Greenspan on the Asset Economy

by Calculated Risk on 8/26/2005 11:02:00 AM

Greenspan spoke this morning at Jackson Hole, Wyoming. This weekend will see many stories on Chairman Greenspan, but here are a few relevant comments (My emphasis added):

The structure of our economy will doubtless change in the years ahead. In particular, our analysis of economic developments almost surely will need to deal in greater detail with balance sheet considerations than was the case in the earlier decades of the postwar period. The determination of global economic activity in recent years has been influenced importantly by capital gains on various types of assets, and the liabilities that finance them. Our forecasts and hence policy are becoming increasingly driven by asset price changes.

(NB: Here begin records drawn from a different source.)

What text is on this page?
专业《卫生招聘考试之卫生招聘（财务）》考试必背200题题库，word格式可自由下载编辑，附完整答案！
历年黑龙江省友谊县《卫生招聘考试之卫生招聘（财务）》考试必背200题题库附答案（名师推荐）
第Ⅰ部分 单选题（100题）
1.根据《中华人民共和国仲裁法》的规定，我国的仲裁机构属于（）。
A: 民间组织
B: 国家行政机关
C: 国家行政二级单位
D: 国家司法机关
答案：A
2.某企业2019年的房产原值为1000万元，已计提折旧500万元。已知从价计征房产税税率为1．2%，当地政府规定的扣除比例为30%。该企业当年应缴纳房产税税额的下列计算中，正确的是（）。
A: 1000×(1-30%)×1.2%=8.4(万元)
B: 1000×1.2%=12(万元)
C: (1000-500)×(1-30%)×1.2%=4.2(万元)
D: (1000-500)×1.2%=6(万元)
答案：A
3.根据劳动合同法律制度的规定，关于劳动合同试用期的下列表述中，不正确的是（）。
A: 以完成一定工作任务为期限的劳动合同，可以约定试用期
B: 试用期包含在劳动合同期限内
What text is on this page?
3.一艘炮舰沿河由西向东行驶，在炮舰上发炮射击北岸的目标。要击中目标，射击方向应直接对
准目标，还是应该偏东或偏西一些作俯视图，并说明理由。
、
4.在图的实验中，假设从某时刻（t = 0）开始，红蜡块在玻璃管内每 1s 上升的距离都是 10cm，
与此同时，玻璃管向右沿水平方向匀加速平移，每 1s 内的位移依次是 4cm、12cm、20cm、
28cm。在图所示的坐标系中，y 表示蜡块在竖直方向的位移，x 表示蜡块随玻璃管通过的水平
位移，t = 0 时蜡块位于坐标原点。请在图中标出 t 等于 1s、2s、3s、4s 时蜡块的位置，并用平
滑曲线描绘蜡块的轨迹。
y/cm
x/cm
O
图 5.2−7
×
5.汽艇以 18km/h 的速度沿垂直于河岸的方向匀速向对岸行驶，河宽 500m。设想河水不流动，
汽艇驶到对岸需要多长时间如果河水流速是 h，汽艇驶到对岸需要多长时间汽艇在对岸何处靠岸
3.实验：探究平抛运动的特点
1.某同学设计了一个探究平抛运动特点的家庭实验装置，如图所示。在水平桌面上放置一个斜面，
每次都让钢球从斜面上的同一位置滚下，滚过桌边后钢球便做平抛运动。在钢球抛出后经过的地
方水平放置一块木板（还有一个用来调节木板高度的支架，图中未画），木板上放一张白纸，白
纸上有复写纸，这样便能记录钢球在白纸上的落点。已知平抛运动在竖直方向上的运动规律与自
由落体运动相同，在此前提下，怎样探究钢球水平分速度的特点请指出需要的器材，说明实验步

The steep rise in the ratio of household net worth to disposable income in the mid-1990s, after a half-century of stability, is a case in point. Although the ratio fell with the collapse of equity prices in 2000, it has rebounded noticeably over the past couple of years, reflecting the rise in the prices of equities and houses.

Whether the currently elevated level of the wealth-to-income ratio will be sustained in the longer run remains to be seen. But arguably, the growing stability of the world economy over the past decade may have encouraged investors to accept increasingly lower levels of compensation for risk. They are exhibiting a seeming willingness to project stability and commit over an ever more extended time horizon.

The lowered risk premiums--the apparent consequence of a long period of economic stability--coupled with greater productivity growth have propelled asset prices higher. The rising prices of stocks, bonds and, more recently, of homes, have engendered a large increase in the market value of claims which, when converted to cash, are a source of purchasing power. Financial intermediaries, of course, routinely convert capital gains in stocks, bonds, and homes into cash for businesses and households to facilitate purchase transactions. The conversions have been markedly facilitated by the financial innovation that has greatly reduced the cost of such transactions.

Thus, this vast increase in the market value of asset claims is in part the indirect result of investors accepting lower compensation for risk. Such an increase in market value is too often viewed by market participants as structural and permanent. To some extent, those higher values may be reflecting the increased flexibility and resilience of our economy. But what they perceive as newly abundant liquidity can readily disappear. Any onset of increased investor caution elevates risk premiums and, as a consequence, lowers asset values and promotes the liquidation of the debt that supported higher prices. This is the reason that history has not dealt kindly with the aftermath of protracted periods of low risk premiums.